5. If the universal right of all vessels navigating the high seas to anchor in any part thereof has been restricted, either by law or custom, and they are prohibited from coming to an anchor in certain places, unless at their own risk, it is incumbent upon the party claiming the benefit of such restriction or prohibition, to prove its existence clearly and conclusively; and also to prove, with equal clearness and certainty, the fact, that the vessel complained of was anchored in such prohibited place, and that all ordinary diligence was used by those on board of the vessel in motion, to prevent the accident; otherwise, they will not be released from the payment of the damages sustained by the vessel at anchor.
6. The universal right of all persons navigating the high seas to anchor wherever they may happen to be, or in any place they may think proper, has never been and cannot be restricted, but in certain particular local jurisdictions.
7, and last. If a vessel under sail comes unawares upon one at anchor, they are both bound to use every possible exertion to prevent a collision; and if either is deficient in that respect, it is bound to bear the loss: but should a vessel under sail knowingly and voluntarily attempt to pass one at anchor, and, in so doing, run afoul of her, and thereby cause her to sustain loss or damage, the vessel under sail, although she may have used every possible exertion to prevent the damage, but at a time when it was too late to avoid the collision, is bound to pay all the losses sustained in consequence thereof by the vessel at anchor.
In support of the fourth proposition, he cited Jacobsen's Sea Laws, (edition by William Frick, in 1818,) p. 339: 'A ship, which, under full sail, occasions damage to another which has no sail set, is liable for all damages.'
To sustain the fifth proposition he cited Lock v. Seward, 4 Carrington and Payne, 106; and Foot and Reynold v. Wiswall, 14 Johns. 304: and for the seventh, Jacobsen's Sea Laws, 107, art. 36; 1 Bell's Comm. 580; Story's Commentaries on Bailments, p. 385; 3 Kent's Com. 230; Story as above, 381, 382; Collinson et al. v. Larkins, 3 Taunt. 1; Haggitt v. Montgomery, 5 Bos. and Pul. 446; Verplank and another v.
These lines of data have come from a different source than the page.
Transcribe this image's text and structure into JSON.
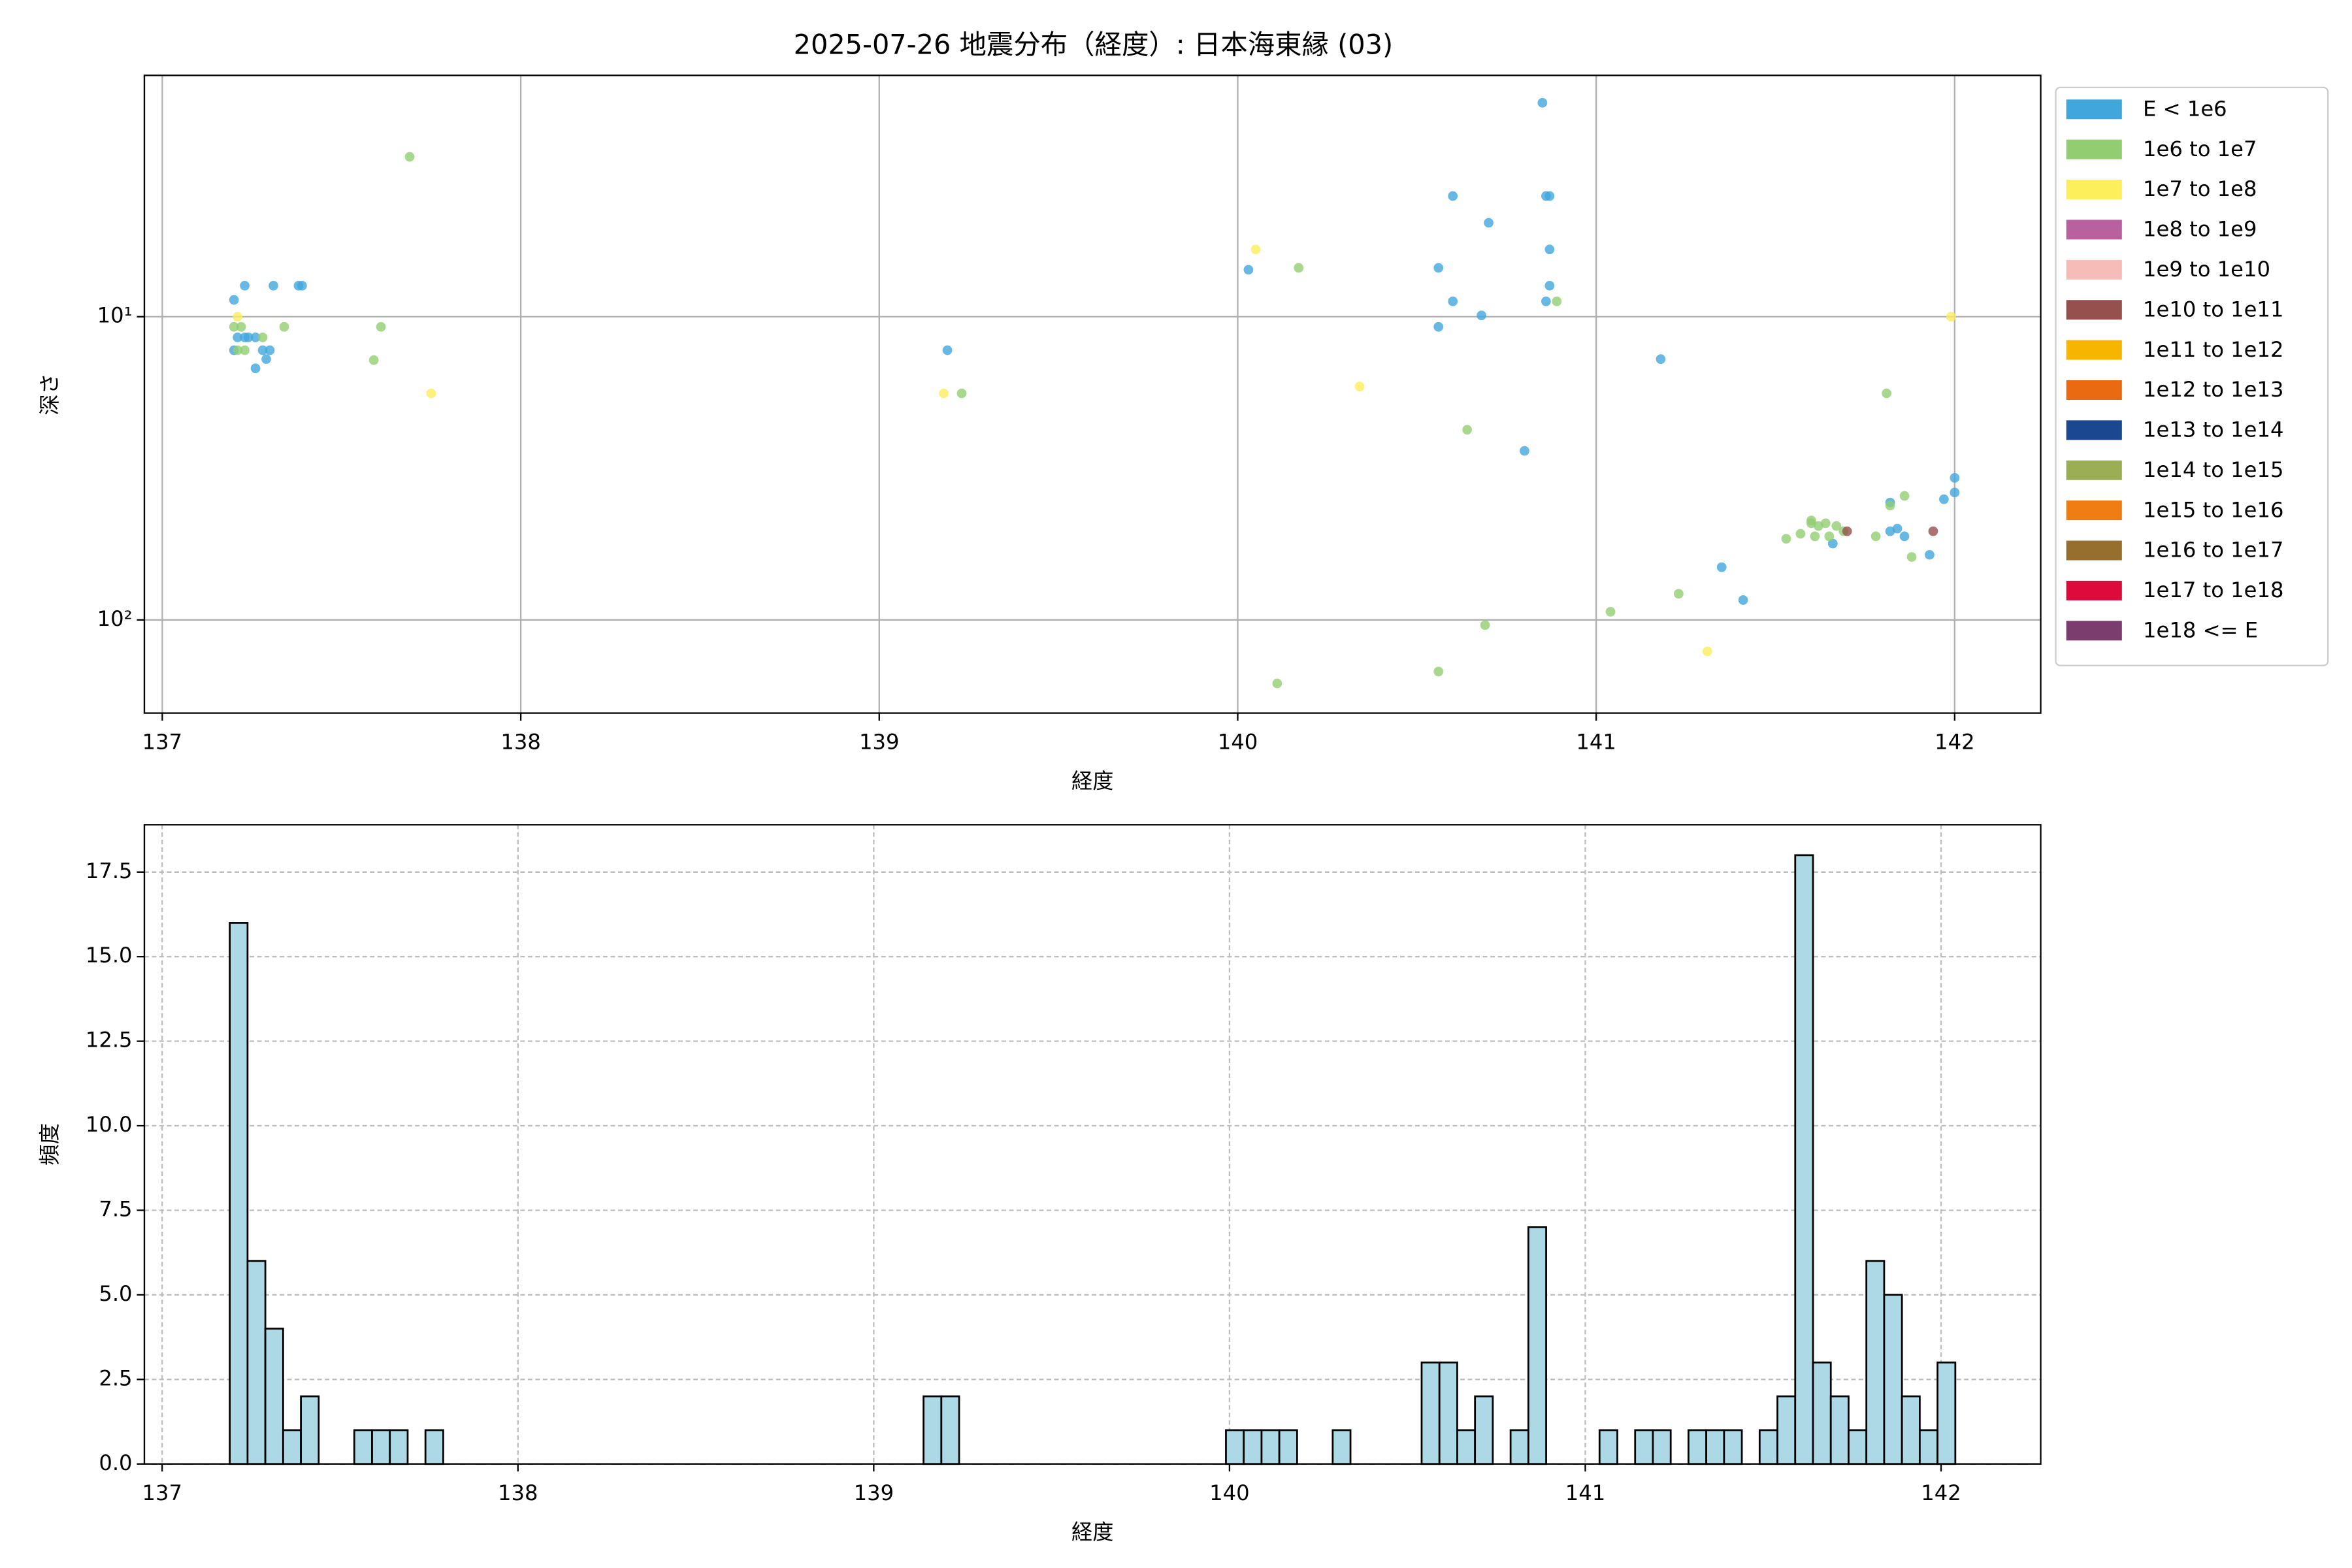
{
  "chart_data": [
    {
      "type": "scatter",
      "title": "2025-07-26 地震分布（経度）: 日本海東縁 (03)",
      "xlabel": "経度",
      "ylabel": "深さ",
      "xlim": [
        136.95,
        142.24
      ],
      "xticks": [
        137,
        138,
        139,
        140,
        141,
        142
      ],
      "ylim": [
        203,
        1.6
      ],
      "yscale": "log",
      "yticks": [
        {
          "value": 10,
          "label": "10¹"
        },
        {
          "value": 100,
          "label": "10²"
        }
      ],
      "grid": true,
      "legend": "outside right",
      "series": [
        {
          "name": "E < 1e6",
          "color": "#41a6dc",
          "x": [
            137.2,
            137.23,
            137.31,
            137.38,
            137.39,
            137.2,
            137.21,
            137.23,
            137.24,
            137.26,
            137.26,
            137.28,
            137.29,
            137.3,
            139.19,
            140.03,
            140.56,
            140.6,
            140.56,
            140.6,
            140.68,
            140.7,
            140.85,
            140.86,
            140.87,
            140.87,
            140.87,
            140.86,
            141.18,
            140.8,
            141.35,
            141.41,
            141.82,
            141.82,
            141.84,
            141.86,
            141.93,
            141.97,
            142.0,
            142.0,
            141.66
          ],
          "y": [
            8.8,
            7.9,
            7.9,
            7.9,
            7.9,
            12.9,
            11.7,
            11.7,
            11.7,
            11.7,
            14.8,
            12.9,
            13.8,
            12.9,
            12.9,
            7.0,
            6.9,
            4.0,
            10.8,
            8.9,
            9.9,
            4.9,
            1.97,
            4.0,
            4.0,
            6.0,
            7.9,
            8.9,
            13.8,
            27.7,
            67,
            86,
            41,
            51,
            50,
            53,
            61,
            40,
            38,
            34,
            56
          ]
        },
        {
          "name": "1e6 to 1e7",
          "color": "#92cd72",
          "x": [
            137.69,
            137.2,
            137.22,
            137.21,
            137.23,
            137.28,
            137.34,
            137.61,
            137.59,
            139.23,
            140.17,
            140.89,
            140.64,
            140.69,
            141.04,
            140.11,
            140.56,
            141.23,
            141.53,
            141.57,
            141.6,
            141.6,
            141.62,
            141.64,
            141.61,
            141.65,
            141.67,
            141.78,
            141.81,
            141.82,
            141.86,
            141.88,
            141.69
          ],
          "y": [
            2.97,
            10.8,
            10.8,
            12.9,
            12.9,
            11.7,
            10.8,
            10.8,
            13.9,
            17.9,
            6.9,
            8.9,
            23.6,
            104,
            94,
            162,
            148,
            82,
            54,
            52,
            47,
            48,
            49,
            48,
            53,
            53,
            49,
            53,
            17.9,
            42,
            39,
            62,
            51
          ]
        },
        {
          "name": "1e7 to 1e8",
          "color": "#fdee5c",
          "x": [
            137.21,
            137.75,
            139.18,
            140.05,
            140.34,
            141.31,
            141.99
          ],
          "y": [
            10,
            17.9,
            17.9,
            6.0,
            17.0,
            127,
            10
          ]
        },
        {
          "name": "1e8 to 1e9",
          "color": "#b9609e",
          "x": [],
          "y": []
        },
        {
          "name": "1e9 to 1e10",
          "color": "#f5bcb8",
          "x": [],
          "y": []
        },
        {
          "name": "1e10 to 1e11",
          "color": "#96504e",
          "x": [
            141.94,
            141.7
          ],
          "y": [
            51,
            51
          ]
        },
        {
          "name": "1e11 to 1e12",
          "color": "#f7b500",
          "x": [],
          "y": []
        },
        {
          "name": "1e12 to 1e13",
          "color": "#e96a11",
          "x": [],
          "y": []
        },
        {
          "name": "1e13 to 1e14",
          "color": "#1b4690",
          "x": [],
          "y": []
        },
        {
          "name": "1e14 to 1e15",
          "color": "#9cae53",
          "x": [],
          "y": []
        },
        {
          "name": "1e15 to 1e16",
          "color": "#ef7d13",
          "x": [],
          "y": []
        },
        {
          "name": "1e16 to 1e17",
          "color": "#966f2f",
          "x": [],
          "y": []
        },
        {
          "name": "1e17 to 1e18",
          "color": "#de0a3c",
          "x": [],
          "y": []
        },
        {
          "name": "1e18 <= E",
          "color": "#7a3d6e",
          "x": [],
          "y": []
        }
      ]
    },
    {
      "type": "histogram",
      "xlabel": "経度",
      "ylabel": "頻度",
      "xlim": [
        136.95,
        142.28
      ],
      "xticks": [
        137,
        138,
        139,
        140,
        141,
        142
      ],
      "ylim": [
        0,
        18.9
      ],
      "yticks": [
        {
          "value": 0,
          "label": "0.0"
        },
        2.5,
        {
          "value": 5,
          "label": "5.0"
        },
        7.5,
        {
          "value": 10,
          "label": "10.0"
        },
        12.5,
        {
          "value": 15,
          "label": "15.0"
        },
        17.5
      ],
      "grid": true,
      "color": "#add8e6",
      "edgecolor": "#000000",
      "bins": [
        137.19,
        137.24,
        137.29,
        137.34,
        137.39,
        137.44,
        137.49,
        137.54,
        137.59,
        137.64,
        137.69,
        137.74,
        137.79,
        137.84,
        137.89,
        137.94,
        137.99,
        138.04,
        138.09,
        138.14,
        138.19,
        138.24,
        138.29,
        138.34,
        138.39,
        138.44,
        138.49,
        138.54,
        138.59,
        138.64,
        138.69,
        138.74,
        138.79,
        138.84,
        138.89,
        138.94,
        138.99,
        139.04,
        139.09,
        139.14,
        139.19,
        139.24,
        139.29,
        139.34,
        139.39,
        139.44,
        139.49,
        139.54,
        139.59,
        139.64,
        139.69,
        139.74,
        139.79,
        139.84,
        139.89,
        139.94,
        139.99,
        140.04,
        140.09,
        140.14,
        140.19,
        140.24,
        140.29,
        140.34,
        140.39,
        140.44,
        140.49,
        140.54,
        140.59,
        140.64,
        140.69,
        140.74,
        140.79,
        140.84,
        140.89,
        140.94,
        140.99,
        141.04,
        141.09,
        141.14,
        141.19,
        141.24,
        141.29,
        141.34,
        141.39,
        141.44,
        141.49,
        141.54,
        141.59,
        141.64,
        141.69,
        141.74,
        141.79,
        141.84,
        141.89,
        141.94,
        141.99,
        142.04
      ],
      "values": [
        16,
        6,
        4,
        1,
        2,
        0,
        0,
        1,
        1,
        1,
        0,
        1,
        0,
        0,
        0,
        0,
        0,
        0,
        0,
        0,
        0,
        0,
        0,
        0,
        0,
        0,
        0,
        0,
        0,
        0,
        0,
        0,
        0,
        0,
        0,
        0,
        0,
        0,
        0,
        2,
        2,
        0,
        0,
        0,
        0,
        0,
        0,
        0,
        0,
        0,
        0,
        0,
        0,
        0,
        0,
        0,
        1,
        1,
        1,
        1,
        0,
        0,
        1,
        0,
        0,
        0,
        0,
        3,
        3,
        1,
        2,
        0,
        1,
        7,
        0,
        0,
        0,
        1,
        0,
        1,
        1,
        0,
        1,
        1,
        1,
        0,
        1,
        2,
        18,
        3,
        2,
        1,
        6,
        5,
        2,
        1,
        3
      ]
    }
  ]
}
Miller and another, 1 Moody and Malkin, 69; Yates et al. v. Brown et al., 8 Pick. Mass. Rep. 83; Hawkins v. Dutchess and Orange Steamboat Company, 2 Wend. 452; Snell, Stagg and Co. v. Rich, 1 Johns. 305; Dodson's Admiralty Cases, 471, the case of the Neptune.
That all possible diligence should have been used by the Louisville, he cited Story on Bailments, 334; 3 Pardessus, 79, ¶652; 1 Wash. C. C. R. 142; Stone et al. v. Retland, 4 Martin's La. Rep. (new series,) 399; Martin et al. v. Blythe, 1 McCord, 360.
The court being equally divided, the judgment of the Circuit Court was affirmed.
This cause came on to be heard on the transcript of the record from the Circuit Court of the United States for the eastern district of Louisiana, and was argued by counsel. On consideration whereof, it is now here ordered, adjudged, and decreed by this court, that the decree of the said Circuit Court in this cause be and the same is hereby affirmed, with costs.